Sometimes I write about the “trees” of parenting, like homework (The Homework Tree) and messy bedrooms (The Real Reason Bedrooms Have Doors). Other times I write about the “forests” such as autonomy (What If Your Parents Controlled Your Life), values (Values. There, I Said It), and letting go (Ready or Not, Let Them Go). Today’s post is about the mother (or, not to be sexist, father) of all parenting forests. Today, I attempt to answer the biggest parenting question of all: What is the main job of a parent?
Wish me luck.
First, I should tell you the story that inspired this post. A long-standing teenage client of mine was recently very upset about the team he had been assigned to for fall baseball. The league does not allow players to request coaches or teammates, but the young man’s mother works for the youth sports organization that sponsors the teams. After telling me how upset he was about his coach and teammates, he stated, very matter-of-factly,
My mother could fix this if she wanted, but she would rather see me suffer. – Micah, age 15
To be perfectly honest, my first thought upon hearing this story, including Micah’s comment, was “Way to go, Mom. Of course you shouldn’t use your affiliation with the organization to make sure your son gets the coach and teammates he wants.” For the sake of rapport, I kept this thought to myself.

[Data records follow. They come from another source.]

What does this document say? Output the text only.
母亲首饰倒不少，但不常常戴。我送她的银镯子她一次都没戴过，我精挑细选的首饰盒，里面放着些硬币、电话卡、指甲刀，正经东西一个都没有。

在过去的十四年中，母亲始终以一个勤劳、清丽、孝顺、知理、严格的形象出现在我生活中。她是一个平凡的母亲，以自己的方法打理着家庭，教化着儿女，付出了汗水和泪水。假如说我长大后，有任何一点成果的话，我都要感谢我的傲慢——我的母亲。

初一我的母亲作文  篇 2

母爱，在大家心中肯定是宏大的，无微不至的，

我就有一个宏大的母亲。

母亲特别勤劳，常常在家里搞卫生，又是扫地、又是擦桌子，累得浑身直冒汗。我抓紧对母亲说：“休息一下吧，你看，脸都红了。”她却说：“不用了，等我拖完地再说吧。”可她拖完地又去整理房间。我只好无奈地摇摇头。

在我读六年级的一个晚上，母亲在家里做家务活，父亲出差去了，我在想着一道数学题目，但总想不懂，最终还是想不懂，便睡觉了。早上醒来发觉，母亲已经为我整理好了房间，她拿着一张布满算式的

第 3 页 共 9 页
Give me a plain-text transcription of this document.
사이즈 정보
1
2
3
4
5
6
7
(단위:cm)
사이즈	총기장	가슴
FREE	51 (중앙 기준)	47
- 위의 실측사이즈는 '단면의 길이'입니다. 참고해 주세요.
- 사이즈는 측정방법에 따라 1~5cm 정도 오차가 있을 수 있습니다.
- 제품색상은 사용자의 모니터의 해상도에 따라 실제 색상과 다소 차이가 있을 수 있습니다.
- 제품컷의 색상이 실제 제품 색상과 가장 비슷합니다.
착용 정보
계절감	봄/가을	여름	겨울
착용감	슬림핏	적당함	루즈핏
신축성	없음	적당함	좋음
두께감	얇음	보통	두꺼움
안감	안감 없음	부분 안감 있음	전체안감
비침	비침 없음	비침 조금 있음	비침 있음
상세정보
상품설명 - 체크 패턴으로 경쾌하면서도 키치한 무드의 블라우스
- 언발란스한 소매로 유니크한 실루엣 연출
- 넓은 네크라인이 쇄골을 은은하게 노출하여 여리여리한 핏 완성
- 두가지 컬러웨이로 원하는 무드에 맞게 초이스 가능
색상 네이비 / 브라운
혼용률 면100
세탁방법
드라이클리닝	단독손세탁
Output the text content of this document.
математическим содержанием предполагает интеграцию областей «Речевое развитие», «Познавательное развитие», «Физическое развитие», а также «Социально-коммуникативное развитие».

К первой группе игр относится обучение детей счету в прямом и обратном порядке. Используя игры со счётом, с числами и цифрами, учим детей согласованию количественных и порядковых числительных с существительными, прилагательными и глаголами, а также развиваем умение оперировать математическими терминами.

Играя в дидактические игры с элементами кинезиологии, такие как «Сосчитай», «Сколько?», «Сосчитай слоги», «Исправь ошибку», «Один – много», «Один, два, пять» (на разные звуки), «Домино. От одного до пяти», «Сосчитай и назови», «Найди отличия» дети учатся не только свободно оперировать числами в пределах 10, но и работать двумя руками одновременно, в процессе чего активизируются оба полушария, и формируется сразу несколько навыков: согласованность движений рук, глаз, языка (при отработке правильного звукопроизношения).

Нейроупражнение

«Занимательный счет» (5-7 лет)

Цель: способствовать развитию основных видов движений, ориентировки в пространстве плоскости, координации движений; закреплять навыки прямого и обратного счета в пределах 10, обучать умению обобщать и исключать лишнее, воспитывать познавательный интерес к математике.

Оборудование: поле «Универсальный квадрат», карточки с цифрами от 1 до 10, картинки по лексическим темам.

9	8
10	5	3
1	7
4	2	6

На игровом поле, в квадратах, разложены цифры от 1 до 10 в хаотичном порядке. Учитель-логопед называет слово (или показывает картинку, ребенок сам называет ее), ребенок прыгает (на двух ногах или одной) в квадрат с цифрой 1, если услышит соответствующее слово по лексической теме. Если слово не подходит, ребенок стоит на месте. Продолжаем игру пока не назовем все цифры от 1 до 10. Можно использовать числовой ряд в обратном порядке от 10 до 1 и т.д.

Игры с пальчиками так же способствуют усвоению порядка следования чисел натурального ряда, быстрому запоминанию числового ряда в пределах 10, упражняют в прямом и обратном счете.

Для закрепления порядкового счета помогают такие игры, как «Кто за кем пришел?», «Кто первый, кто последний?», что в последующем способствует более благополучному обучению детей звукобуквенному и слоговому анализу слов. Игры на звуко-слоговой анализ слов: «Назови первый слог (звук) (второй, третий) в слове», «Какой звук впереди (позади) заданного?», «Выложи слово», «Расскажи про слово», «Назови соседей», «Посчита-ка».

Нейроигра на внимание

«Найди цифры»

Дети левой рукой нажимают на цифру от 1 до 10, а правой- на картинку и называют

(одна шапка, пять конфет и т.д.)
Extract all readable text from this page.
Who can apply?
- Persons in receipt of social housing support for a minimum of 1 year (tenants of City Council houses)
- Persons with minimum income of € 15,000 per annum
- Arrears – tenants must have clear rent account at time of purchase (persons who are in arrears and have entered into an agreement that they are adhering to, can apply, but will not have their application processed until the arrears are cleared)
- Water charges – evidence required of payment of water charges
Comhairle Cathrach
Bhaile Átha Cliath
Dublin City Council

It is not a problem in this situation that Micah wants his mother to “fix” things for him. What kid doesn’t want Mom or Dad to make things right/fair/easy for him? Why wouldn’t a child ask her parents to request a preferred teacher/demand more playing time from a coach/complain to the parents of the mean girls about their behavior if she thought it would make her life better in some way?
It would be a problem, though, if Micah’s mother yielded to his wish for her to fix the situation. The reason why is the answer to the question I posed above.
Ready? The main job of a parent is to prepare a child for adulthood. Yea, I know. It is neither exciting nor glamorous. It is not even fun much of the time. And it is certainly not easy. As parents, we prepare our children for adulthood by teaching them how to find contentment and deal with disappointment, by modeling effective coping strategies, by making sure they know that there are multiple definitions of and pathways to success, and by providing them with the tools to solve problems and affect change.
We do not prepare our children for adulthood by protecting them from disappointment, by preventing them from feeling challenged, by allowing them to quit, or by solving problems for them.
Micah’s mother understood all of this intuitively. Still, doing what she knew to be right was not easy. She had to endure her son’s complaining, pleading, and guilt-tripping and ultimately, his unhappiness. She had to give up her hope that Micah would understand why she refused to get him reassigned to a different baseball team. By the end of my discussion with Mom, she was clear that the experience of accepting a situation he did not prefer and learning to make the most of it would teach Micah a far more valuable lesson than for her to use her influence to give him what he wanted.
If there is only one thing you ever learn from my blog, I sincerely hope that it is this simple truth. Good parenting is not about smoothing the road for a child; it is about making sure the child knows how to navigate the bumps and twists he encounters along the way.
If you want to read more on this topic, check out the work of Wendy Mogel. Her books, The Blessing of a Skinned Knee and The Blessing of a B Minus, draw on Jewish teachings but contain valuable lessons for parents from all (or no) faith traditions.
[Names and potentially identifying information have been changed.]